Mobile medical apps that undergo FDA review will be assessed using the same regulatory standards and risk-based approach that the agency applies to other medical devices.

For more information: Mobile Medical Applications Final Guidance: http://www.fda.gov/downloads/MedicalDevices/DeviceRegulationandGuidance/GuidanceDocuments/UCM263366.pdf

Friday, September 20, 2013

FDA Finalizes Rule and System to Identify Medical Devices

The Food and Drug Administration (FDA) issued a long-awaited rule today requiring companies to include codes on medical devices that will allow tracking and monitoring of the devices. 

The rule consists of two parts: unique device identifiers (or UDI codes) assigned by device makers to their devices, and a public database (called Global Unique Device Identification Database or GUDID) containing the UDI codes that will be managed by the FDA.

The FDA said medical device records will have to include the UDI code.  The rule also establishes accreditation requirements for agencies that may operate systems for issuing UDI codes.

The FDA plans to phase in the UDI rule.  All Class III devices must carry UDI labels within 1 year.  Most Class II devices must comply within 2 years, and any Class I devices not exempt from the rule will have 5 years to comply. 

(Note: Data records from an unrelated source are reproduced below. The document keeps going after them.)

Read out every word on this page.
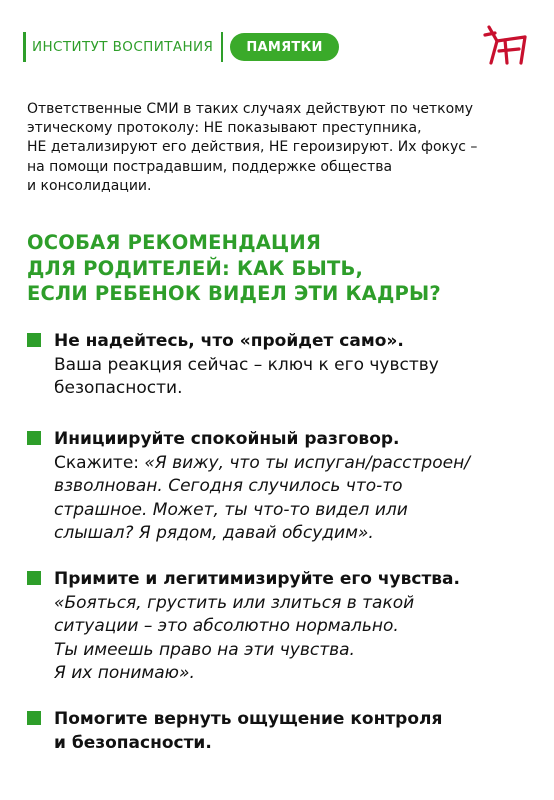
ИНСТИТУТ ВОСПИТАНИЯ	ПАМЯТКИ
Ответственные СМИ в таких случаях действуют по четкому
этическому протоколу: НЕ показывают преступника,
НЕ детализируют его действия, НЕ героизируют. Их фокус –
на помощи пострадавшим, поддержке общества
и консолидации.
ОСОБАЯ РЕКОМЕНДАЦИЯ
ДЛЯ РОДИТЕЛЕЙ: КАК БЫТЬ,
ЕСЛИ РЕБЕНОК ВИДЕЛ ЭТИ КАДРЫ?
Не надейтесь, что «пройдет само».
Ваша реакция сейчас – ключ к его чувству
безопасности.
Инициируйте спокойный разговор.
Скажите: «Я вижу, что ты испуган/расстроен/
взволнован. Сегодня случилось что-то
страшное. Может, ты что-то видел или
слышал? Я рядом, давай обсудим».
Примите и легитимизируйте его чувства.
«Бояться, грустить или злиться в такой
ситуации – это абсолютно нормально.
Ты имеешь право на эти чувства.
Я их понимаю».
Помогите вернуть ощущение контроля
и безопасности.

The new rule is effective 90 days after today's publication in the Federal Register.

Tuesday, April 9, 2013

Freedom of Information Act Requester Scored Win at Federal Appeals Court

The U.S. Court of Appeals for the D.C. Circuit issued a major ruling last week preserving the rights of Freedom of Information Act (FOIA) requesters to proceed to court quickly when agencies don't comply with the legally required timelines to respond to demands for government records.

The court held that FOIA requires agencies to review responsive documents and to tell requesters what documents the agency will produce, what it will withhold, and why, within 20 days of receiving the request (in some cases, 30 days).  Otherwise the agency risks incurring a challenge in federal district court.

In 2011, a lower court ruled that an agency's acknowledgement of a request was enough to trigger the legal requirement that a requester pursue an administrative appeal with the agency before going to court.  However, the three-judge panel of the U.S. Court of Appeals for the D.C. Circuit unanimously rejected that stance.
 
By allowing requesters to sue when the time limit is up, the D.C. Circuit decision will likely accelerate some responses in some cases and make it more difficult for agencies to selectively delay requests.